Анна Тютчева была под стать супругу: умная, образованная, независимого характера девушка, она стала любимицей цесаревны, впоследствии императрицы Марии Александровны, жены Александра II. Все те качества, за которые Анну любила цесаревна, жутко раздражали придворных: прямота, честность. Совсем уж им были невыносимы ее русский патриотизм и славянофильство, столь немодные в высшем свете. Устав от интриг, она вышла замуж за человека, которого хорошо знала, став не просто женой, а соратницей Ивана Аксакова. Наделенная литературным талантом, она писала интересные мемуары и вела дневник.
Вскоре после смерти Тютчева Аксаков написал и издал биографию поэта, но тираж был арестован и уничтожен – «за предосудительное направление».
Не тот адрес
Запрет на издательскую деятельность не остудил пыл нашего героя. Вот еще один пример скандала с участием Аксакова.
В 1870 году Россия заявила об отмене условий Парижского мирного договора, подписанного после Крымской войны. Этот смелый внешнеполитический жест вызвал волну верноподданнических посланий (адресов) к императору от разных городов империи – Киева и других. Московская городская дума долго молчала, пока ей не намекнули, что и она должна выразить свое почтение государю.

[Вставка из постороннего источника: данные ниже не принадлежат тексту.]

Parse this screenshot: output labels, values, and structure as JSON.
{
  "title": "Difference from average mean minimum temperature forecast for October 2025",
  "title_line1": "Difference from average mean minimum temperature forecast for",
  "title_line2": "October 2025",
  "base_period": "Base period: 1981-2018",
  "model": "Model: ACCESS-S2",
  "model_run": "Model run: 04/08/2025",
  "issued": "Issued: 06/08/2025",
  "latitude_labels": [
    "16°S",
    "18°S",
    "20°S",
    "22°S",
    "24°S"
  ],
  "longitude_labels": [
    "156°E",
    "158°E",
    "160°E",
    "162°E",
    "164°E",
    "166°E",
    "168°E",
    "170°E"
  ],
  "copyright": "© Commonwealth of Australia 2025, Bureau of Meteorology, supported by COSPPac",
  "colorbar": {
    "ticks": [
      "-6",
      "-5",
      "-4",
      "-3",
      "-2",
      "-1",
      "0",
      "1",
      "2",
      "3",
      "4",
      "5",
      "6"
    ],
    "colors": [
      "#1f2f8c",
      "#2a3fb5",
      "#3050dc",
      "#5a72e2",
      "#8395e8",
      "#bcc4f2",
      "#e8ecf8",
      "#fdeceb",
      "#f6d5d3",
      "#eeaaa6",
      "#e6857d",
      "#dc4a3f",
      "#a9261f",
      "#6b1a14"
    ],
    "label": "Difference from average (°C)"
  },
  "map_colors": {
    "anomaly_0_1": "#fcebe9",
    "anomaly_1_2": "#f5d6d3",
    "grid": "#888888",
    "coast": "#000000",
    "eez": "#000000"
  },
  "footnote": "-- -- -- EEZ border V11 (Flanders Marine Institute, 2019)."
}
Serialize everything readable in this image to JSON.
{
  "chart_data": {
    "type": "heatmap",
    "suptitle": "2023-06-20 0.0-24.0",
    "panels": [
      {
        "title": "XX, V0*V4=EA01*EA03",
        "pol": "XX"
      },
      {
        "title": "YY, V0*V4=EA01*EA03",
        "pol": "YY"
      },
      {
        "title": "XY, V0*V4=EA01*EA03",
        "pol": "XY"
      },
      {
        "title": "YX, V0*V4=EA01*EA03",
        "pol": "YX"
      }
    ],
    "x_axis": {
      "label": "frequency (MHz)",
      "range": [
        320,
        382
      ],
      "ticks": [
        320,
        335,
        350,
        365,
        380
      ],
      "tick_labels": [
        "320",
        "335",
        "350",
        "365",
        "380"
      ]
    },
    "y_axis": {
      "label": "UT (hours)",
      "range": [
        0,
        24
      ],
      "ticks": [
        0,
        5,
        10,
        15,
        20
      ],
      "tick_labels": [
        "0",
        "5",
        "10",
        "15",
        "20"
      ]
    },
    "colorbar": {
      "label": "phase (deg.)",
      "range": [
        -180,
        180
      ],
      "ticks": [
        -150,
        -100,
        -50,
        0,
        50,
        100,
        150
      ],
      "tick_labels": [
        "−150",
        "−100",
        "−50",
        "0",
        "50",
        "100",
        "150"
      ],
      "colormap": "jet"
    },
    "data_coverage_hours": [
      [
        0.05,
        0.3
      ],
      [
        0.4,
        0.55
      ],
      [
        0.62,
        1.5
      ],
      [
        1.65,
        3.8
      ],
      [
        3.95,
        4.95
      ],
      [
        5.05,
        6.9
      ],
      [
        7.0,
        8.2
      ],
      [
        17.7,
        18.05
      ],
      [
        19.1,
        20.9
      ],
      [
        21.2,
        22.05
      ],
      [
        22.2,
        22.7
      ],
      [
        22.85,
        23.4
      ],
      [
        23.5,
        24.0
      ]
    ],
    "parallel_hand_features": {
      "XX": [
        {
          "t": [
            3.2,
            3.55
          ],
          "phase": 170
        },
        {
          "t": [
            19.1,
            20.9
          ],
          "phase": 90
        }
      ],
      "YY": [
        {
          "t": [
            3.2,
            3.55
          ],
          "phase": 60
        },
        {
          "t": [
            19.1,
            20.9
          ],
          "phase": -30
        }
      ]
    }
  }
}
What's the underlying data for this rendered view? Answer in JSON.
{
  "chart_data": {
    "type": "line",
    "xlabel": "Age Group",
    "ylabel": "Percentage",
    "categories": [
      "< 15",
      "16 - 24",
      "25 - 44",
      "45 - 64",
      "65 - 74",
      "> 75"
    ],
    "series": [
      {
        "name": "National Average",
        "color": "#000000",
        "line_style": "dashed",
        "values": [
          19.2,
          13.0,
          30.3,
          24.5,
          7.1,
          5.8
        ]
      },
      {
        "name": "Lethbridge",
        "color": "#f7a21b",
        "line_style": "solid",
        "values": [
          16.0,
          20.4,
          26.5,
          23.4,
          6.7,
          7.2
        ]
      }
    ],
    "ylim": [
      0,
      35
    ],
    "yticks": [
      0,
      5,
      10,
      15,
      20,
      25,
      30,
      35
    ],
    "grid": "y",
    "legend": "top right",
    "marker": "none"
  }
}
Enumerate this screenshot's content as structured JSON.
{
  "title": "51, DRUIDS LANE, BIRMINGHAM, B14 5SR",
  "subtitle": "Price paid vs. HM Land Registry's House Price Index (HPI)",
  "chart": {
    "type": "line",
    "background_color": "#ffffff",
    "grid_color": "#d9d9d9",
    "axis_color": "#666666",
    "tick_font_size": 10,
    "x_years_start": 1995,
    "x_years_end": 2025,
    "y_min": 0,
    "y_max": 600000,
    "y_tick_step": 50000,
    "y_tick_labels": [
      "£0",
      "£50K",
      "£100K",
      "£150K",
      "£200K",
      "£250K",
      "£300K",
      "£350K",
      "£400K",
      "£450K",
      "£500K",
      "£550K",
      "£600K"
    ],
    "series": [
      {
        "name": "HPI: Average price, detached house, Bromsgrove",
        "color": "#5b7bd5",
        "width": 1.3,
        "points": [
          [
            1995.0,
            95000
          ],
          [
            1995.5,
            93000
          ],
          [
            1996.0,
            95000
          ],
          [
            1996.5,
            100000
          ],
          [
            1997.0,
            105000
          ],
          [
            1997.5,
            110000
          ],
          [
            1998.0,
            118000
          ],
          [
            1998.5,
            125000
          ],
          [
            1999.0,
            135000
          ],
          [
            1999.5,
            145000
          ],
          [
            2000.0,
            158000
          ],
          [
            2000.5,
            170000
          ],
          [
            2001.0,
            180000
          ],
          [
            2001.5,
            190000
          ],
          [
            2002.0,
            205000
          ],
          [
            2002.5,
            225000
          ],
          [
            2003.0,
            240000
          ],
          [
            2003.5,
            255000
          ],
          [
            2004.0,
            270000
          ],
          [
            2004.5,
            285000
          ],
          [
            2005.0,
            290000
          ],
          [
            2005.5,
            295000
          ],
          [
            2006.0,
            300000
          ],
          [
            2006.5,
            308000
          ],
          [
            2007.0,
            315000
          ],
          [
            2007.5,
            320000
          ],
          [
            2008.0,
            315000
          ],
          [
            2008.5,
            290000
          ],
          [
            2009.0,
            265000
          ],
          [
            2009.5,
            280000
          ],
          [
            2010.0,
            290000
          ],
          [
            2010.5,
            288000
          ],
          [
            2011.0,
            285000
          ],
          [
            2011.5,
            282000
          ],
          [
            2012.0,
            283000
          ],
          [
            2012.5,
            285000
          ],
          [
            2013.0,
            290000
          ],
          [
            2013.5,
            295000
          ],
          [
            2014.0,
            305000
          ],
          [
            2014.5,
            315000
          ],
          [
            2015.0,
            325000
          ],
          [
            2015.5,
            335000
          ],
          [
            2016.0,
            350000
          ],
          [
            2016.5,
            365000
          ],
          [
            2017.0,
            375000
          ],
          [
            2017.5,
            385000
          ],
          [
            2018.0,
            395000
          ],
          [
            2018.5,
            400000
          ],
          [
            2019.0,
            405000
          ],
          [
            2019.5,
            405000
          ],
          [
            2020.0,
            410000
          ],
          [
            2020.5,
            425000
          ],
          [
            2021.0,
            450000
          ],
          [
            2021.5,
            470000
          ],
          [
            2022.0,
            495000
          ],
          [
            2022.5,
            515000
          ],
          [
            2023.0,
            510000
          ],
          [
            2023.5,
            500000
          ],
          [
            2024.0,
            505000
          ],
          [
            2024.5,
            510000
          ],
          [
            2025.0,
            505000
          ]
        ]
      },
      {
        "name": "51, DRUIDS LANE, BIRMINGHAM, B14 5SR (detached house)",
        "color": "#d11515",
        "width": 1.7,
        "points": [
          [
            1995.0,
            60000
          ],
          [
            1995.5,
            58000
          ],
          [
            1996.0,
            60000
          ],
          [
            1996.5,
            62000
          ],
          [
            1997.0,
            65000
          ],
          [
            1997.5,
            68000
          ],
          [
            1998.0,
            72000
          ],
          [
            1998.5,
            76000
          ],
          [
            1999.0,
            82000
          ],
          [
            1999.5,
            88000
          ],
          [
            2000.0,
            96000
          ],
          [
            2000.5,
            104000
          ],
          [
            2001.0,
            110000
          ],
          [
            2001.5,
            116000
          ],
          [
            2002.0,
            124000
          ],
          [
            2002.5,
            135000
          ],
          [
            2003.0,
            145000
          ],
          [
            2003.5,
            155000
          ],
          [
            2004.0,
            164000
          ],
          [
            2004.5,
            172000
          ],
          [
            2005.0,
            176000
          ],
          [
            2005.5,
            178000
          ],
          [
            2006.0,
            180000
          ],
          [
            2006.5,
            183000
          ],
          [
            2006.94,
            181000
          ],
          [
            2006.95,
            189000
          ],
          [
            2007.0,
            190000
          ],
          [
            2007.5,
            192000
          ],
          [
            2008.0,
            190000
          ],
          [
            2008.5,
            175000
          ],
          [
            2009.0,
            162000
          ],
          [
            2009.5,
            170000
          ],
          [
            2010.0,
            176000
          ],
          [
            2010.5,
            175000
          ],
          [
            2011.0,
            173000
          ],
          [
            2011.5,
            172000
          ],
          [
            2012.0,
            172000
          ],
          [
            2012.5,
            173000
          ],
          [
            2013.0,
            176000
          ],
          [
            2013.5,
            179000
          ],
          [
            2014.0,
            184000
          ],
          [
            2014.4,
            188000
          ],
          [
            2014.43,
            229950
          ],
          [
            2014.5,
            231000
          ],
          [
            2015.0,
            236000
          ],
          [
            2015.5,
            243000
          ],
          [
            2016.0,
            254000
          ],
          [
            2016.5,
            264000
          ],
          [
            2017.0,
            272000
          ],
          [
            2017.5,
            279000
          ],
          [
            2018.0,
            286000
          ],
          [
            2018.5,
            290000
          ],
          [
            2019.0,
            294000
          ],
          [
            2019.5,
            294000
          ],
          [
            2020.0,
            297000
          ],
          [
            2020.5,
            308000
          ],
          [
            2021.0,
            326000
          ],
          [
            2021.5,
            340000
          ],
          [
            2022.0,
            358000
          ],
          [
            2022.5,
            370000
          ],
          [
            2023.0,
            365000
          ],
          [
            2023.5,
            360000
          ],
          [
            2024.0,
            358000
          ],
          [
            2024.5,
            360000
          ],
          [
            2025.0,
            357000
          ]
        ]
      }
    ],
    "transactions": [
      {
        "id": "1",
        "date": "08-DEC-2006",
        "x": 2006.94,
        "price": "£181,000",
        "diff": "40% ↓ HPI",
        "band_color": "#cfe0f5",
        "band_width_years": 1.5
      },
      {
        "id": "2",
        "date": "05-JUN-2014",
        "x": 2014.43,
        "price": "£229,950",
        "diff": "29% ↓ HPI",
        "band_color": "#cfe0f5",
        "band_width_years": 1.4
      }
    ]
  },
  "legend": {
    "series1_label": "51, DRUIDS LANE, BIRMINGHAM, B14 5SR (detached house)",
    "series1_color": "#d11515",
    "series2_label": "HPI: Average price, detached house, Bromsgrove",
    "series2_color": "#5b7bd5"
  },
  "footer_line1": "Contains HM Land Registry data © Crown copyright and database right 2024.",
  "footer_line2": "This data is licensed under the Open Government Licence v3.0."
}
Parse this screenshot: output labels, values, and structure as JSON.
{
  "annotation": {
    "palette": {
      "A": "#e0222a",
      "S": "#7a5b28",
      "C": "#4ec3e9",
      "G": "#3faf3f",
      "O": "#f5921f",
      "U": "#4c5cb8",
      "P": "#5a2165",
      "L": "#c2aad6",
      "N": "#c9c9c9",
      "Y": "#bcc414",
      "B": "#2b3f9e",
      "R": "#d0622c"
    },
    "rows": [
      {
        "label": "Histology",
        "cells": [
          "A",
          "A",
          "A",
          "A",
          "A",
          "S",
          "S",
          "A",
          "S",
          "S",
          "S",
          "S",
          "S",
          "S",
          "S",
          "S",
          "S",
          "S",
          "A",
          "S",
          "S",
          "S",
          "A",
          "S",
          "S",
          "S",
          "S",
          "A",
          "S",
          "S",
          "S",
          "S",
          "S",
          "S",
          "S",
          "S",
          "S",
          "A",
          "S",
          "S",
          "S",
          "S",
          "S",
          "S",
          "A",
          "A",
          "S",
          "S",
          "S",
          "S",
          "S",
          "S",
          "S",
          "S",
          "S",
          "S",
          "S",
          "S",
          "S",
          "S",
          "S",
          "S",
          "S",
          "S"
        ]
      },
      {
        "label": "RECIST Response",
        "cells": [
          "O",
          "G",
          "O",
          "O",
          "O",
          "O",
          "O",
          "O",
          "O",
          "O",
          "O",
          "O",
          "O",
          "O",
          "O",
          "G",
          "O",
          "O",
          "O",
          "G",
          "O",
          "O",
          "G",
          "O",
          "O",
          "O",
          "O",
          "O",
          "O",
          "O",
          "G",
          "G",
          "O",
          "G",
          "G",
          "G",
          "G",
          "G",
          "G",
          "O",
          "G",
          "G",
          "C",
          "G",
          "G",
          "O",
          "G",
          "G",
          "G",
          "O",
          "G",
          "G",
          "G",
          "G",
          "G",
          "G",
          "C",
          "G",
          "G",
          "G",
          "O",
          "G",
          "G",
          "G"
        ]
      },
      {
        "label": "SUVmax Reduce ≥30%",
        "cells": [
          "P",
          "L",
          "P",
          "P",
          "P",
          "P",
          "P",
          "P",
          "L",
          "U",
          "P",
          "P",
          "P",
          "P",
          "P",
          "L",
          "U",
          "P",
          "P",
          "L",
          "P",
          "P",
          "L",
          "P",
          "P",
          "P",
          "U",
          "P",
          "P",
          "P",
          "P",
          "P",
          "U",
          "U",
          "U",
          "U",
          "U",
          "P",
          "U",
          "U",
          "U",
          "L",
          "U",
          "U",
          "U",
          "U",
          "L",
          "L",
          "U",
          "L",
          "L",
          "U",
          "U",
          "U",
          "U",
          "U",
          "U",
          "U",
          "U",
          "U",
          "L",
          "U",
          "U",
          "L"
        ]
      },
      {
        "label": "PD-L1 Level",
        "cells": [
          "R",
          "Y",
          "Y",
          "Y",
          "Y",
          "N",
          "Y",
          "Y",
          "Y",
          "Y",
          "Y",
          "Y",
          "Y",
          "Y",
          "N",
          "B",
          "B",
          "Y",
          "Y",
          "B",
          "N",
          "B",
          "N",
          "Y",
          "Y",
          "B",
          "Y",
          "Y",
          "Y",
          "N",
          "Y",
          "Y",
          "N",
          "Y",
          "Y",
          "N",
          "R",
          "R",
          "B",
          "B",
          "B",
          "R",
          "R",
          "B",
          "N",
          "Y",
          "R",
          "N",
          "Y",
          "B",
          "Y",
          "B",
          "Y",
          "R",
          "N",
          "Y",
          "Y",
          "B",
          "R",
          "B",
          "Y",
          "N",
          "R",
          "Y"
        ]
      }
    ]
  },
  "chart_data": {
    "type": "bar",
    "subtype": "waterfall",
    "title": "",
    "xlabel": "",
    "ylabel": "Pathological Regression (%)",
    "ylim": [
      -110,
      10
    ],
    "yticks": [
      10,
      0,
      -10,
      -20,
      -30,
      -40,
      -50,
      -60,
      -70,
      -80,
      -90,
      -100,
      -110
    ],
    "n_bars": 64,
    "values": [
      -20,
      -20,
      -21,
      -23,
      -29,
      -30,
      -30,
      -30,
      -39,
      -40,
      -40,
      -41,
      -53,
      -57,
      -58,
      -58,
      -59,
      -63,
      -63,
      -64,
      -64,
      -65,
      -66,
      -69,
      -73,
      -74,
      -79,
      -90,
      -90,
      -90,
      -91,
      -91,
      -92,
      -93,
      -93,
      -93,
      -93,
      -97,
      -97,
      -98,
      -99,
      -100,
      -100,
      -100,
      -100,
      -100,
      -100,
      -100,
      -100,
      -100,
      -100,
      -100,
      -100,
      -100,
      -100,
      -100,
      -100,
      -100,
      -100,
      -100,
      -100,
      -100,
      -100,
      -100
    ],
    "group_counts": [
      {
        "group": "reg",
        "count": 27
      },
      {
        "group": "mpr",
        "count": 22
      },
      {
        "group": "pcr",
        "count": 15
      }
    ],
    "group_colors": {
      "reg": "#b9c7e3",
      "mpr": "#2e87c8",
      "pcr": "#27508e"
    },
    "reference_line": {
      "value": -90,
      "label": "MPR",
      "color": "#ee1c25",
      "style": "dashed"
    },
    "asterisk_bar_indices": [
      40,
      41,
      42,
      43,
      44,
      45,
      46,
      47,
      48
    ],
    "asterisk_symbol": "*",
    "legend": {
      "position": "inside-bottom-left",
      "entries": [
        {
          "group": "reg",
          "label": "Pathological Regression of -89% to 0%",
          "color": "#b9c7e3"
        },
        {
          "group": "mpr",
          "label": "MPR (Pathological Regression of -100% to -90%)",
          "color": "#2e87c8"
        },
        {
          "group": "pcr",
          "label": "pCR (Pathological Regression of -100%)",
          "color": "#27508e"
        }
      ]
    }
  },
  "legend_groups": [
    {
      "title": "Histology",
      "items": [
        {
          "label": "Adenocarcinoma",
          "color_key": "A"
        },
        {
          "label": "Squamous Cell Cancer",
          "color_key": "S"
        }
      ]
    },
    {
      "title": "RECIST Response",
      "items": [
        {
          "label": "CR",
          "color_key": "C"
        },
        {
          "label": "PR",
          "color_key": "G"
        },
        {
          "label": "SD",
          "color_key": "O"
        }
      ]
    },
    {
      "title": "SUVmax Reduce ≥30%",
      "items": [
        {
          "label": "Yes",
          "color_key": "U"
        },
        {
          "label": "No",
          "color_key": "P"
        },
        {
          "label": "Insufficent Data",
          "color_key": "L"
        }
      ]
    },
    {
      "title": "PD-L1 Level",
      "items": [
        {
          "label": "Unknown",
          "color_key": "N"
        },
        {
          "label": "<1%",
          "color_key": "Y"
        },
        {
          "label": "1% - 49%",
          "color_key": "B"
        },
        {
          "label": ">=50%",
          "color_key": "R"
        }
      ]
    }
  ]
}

Городской голова князь Черкасский, близкий к кругу славянофилов, обратился к друзьям за советом, и все вместе решили сочинить не формальный текст, а искреннее обращение к императору. Текст поручили написать Ивану Аксакову. Адрес был написан в самых почтительных тонах, но было в нем и напоминание Александру II о том, что неплохо было бы довершить начатые в стране реформы: дать свободу печатного слова, свободу вероисповеданий. Царский двор был в гневе от такого послания: вместо лести эти славянофилы опять лезут со своими советами. Князю Черкасскому скоро пришлось подать в отставку.
Аксаков и друзья знали, на что идут, но в их понимании это был необходимый шаг в проявлении общественного голоса: само по себе общество не разовьется, а развивается оно в том числе и благодаря таким смелым выступлениям.
Братья-славяне
В 1870-х Аксаков активно участвовал в деятельности Славянского благотворительного общества, которое укрепляло связи России с южными и западными славянами. Среди его членов были граф Алексей Уваров, издатель Михаил Катков, историки Михаил Погодин, Сергей Соловьев и много других известных личностей. В середине 1870-х Иван Аксаков был главой этого общества.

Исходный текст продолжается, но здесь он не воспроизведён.